26 Ağustos 1922 sabahı başlayan, Başkomutan Mustafa Kemal’in yönettiği ve bu sebeple BAŞKOMUTANLIK MEYDAN MUHAREBESİ diye anılan Dumlupınar Muharebesi askerliğin sanat yönü ve komutanlık dehası açısından çok iyi bir örnektir.

Harp prensipleri açısından eşi az bulunur örneklerle dolu olan bu muharebe, Harp Akademileri’nde sürekli incelenmektedir.

Beklenmeyen yer ve zamanda ve beklenmeyen üstünlükteki kuvvetlere yapılan taarruz ile büyük baskın sağlanmıştır.

Aylarca hazırlanan mevziler yarım günde yerle bir edilmiştir.

Yunan cephesi ikinci gün yarılmış ve büyük çaplı kuşatma ile çekilmeye çalışan ve kaçan düşmana büyük zayiat verdirilmiştir.

30 Ağustos’ta, Dumlıpınar Çal Köy bölgesinde vurulan darbe ile düşmanın savaşma azmi tümden yok edilmiştir.
Yunan kayıpları 100 bin kadardır.

Buradan kurtulan unsurlar 9 Eylül günü İzmir’de son bulan takip harekatı ile anayurdumuzdan atılmıştır.

Marmara güneyinde bulunan kuvvetler de 16 Eylül’de Bandırma’dan tahliye edilmiştir.

Bu zafer yalnızca askeri yönüyle bile harp tarihi açısından son derece önemlidir.

Kaldı ki, sonuçları bakımından siyasal yönü çok daha önemlidir.

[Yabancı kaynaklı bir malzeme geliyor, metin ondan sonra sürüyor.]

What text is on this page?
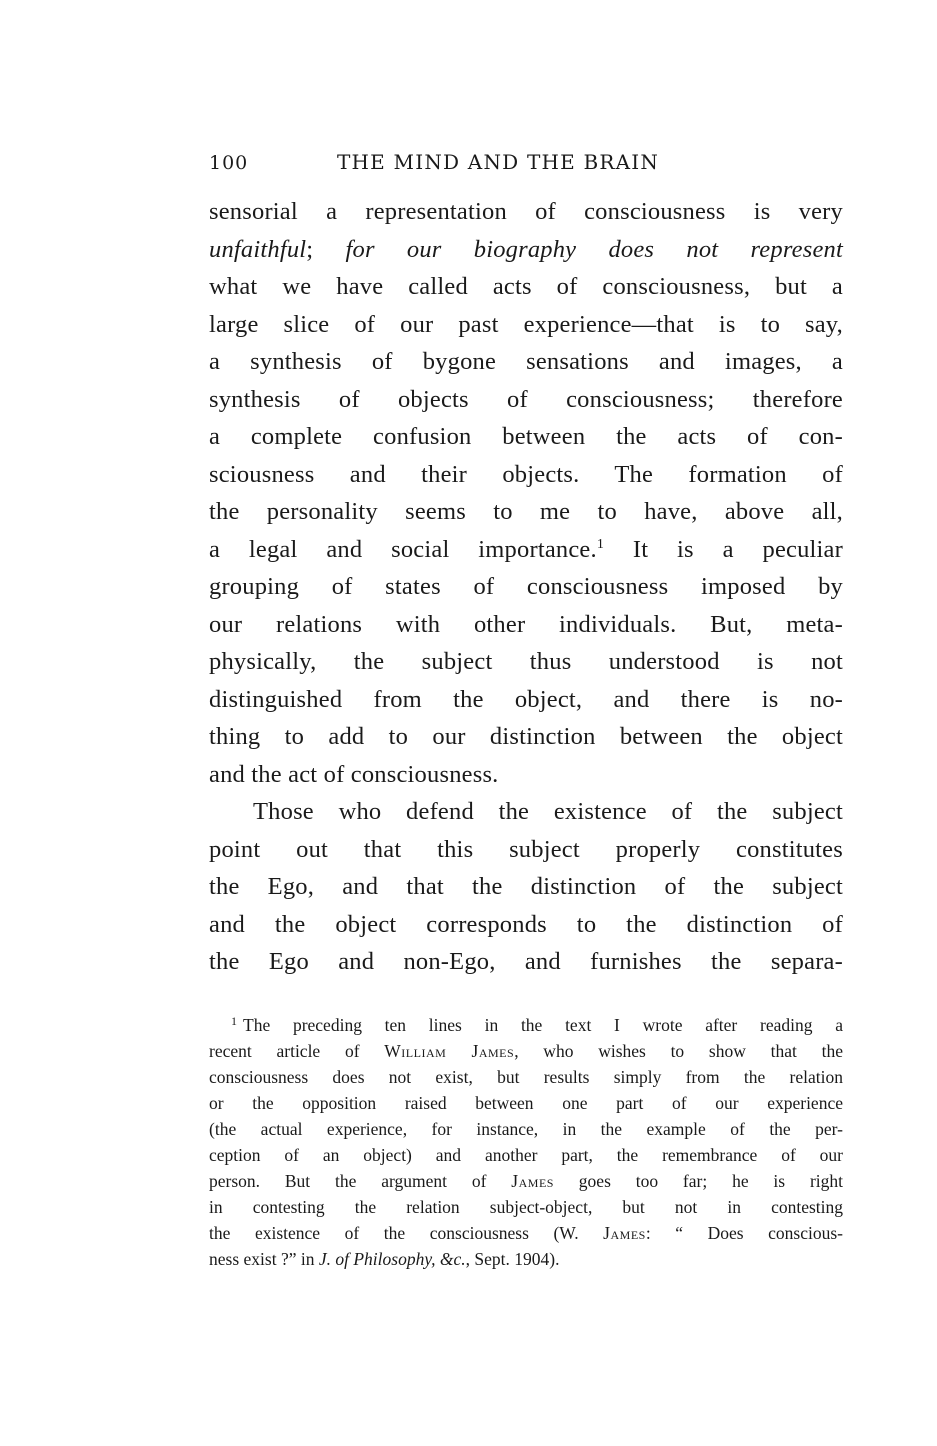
100	THE MIND AND THE BRAIN
sensorial a representation of consciousness is very
unfaithful; for our biography does not represent
what we have called acts of consciousness, but a
large slice of our past experience—that is to say,
a synthesis of bygone sensations and images, a
synthesis of objects of consciousness; therefore
a complete confusion between the acts of con-
sciousness and their objects. The formation of
the personality seems to me to have, above all,
a legal and social importance.$^1$ It is a peculiar
grouping of states of consciousness imposed by
our relations with other individuals. But, meta-
physically, the subject thus understood is not
distinguished from the object, and there is no-
thing to add to our distinction between the object
and the act of consciousness.
Those who defend the existence of the subject
point out that this subject properly constitutes
the Ego, and that the distinction of the subject
and the object corresponds to the distinction of
the Ego and non-Ego, and furnishes the separa-
$^1$ The preceding ten lines in the text I wrote after reading a
recent article of William James, who wishes to show that the
consciousness does not exist, but results simply from the relation
or the opposition raised between one part of our experience
(the actual experience, for instance, in the example of the per-
ception of an object) and another part, the remembrance of our
person. But the argument of James goes too far; he is right
in contesting the relation subject-object, but not in contesting
the existence of the consciousness (W. James: “ Does conscious-
ness exist ?” in J. of Philosophy, &c., Sept. 1904).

Askeri yönüyle; sayıca yakın, silahça üstün, uzun sürede ve çok kuvvetli hazırlanmış düşman mevzilerini kısa sürede ele geçirerek düşmanın savaşma azmini kırmış, böylece işgale son veren ULUSAL KURTULUŞ SAVAŞI’nın son halkasını oluşturmuştur.

Siyasal yönüyle ise; Lozan’a giden yolu açarak Türkiye Cumhuriyeti Devleti’nin tapusunun alınmasını sağlamıştır.

Ulu Önder Atatürk, bu muharebenin önemini, 30 Ağustos 1924’te, Çal Tepe’de katıldığı kutlama töreninde şu sözlerle özetlemiştir:

* “Hiç şüphe etmemelidir ki, yeni Türk devletinin, genç Türkiye Cumhuriyeti’nin temeli burada kuvvetlendirildi, sonsuz hayatı burada taçlandırıldı. Bu sahada akan Türk kanları, bu semada uçan şehit ruhları devlet ve cumhuriyetimizin ebedi muhafızlarıdır.”

30 Ağustos Zafer Bayramı 1923 yılında üç merkezde, sonraki yıllarda yurt genelinde kutlanmaya başlanmış, 1935’ten başlayarak yasayla resmi bayram ilan edilmiştir.

Her yıl Genelkurmay Başkanlığınca kabul edilen kutlamam (tebrikat) geleneğine 2012 yılında son verilmiş, bayramı kutlamaları da sanki bir eğlence imiş gibi bazı gerekçelerle iptal edilmiştir.

Ulusal bayramlar ulusların onur ve gurur günüdür.
Tasada ve kıvançta birlikte olma duygusunu pekiştiren günlerdir.

30 Ağustos zaferi ile Türk ulusu bu onuru fazlasıyla hak etmiştir.
Askeriyle, siviliyle doyasıya kutlamalıdır.

Türk Ulusu’na bu onur gününü armağan eden; başta Ulu Önder ATATÜRK, Mareşal Fevzi ÇAKMAK, Batı Cephesi Komutanı İsmet İNÖNÜ ile silah arkadaşları olmak üzere tüm şehit ve gazi atalarımızı (A. Saltık : Sağkalan vara??) şükranla ve saygıyla anıyoruz.

Işıklar içinde yatıyorlar, bize ışık saçıyorlar, ışıklar içinde kalsınlar.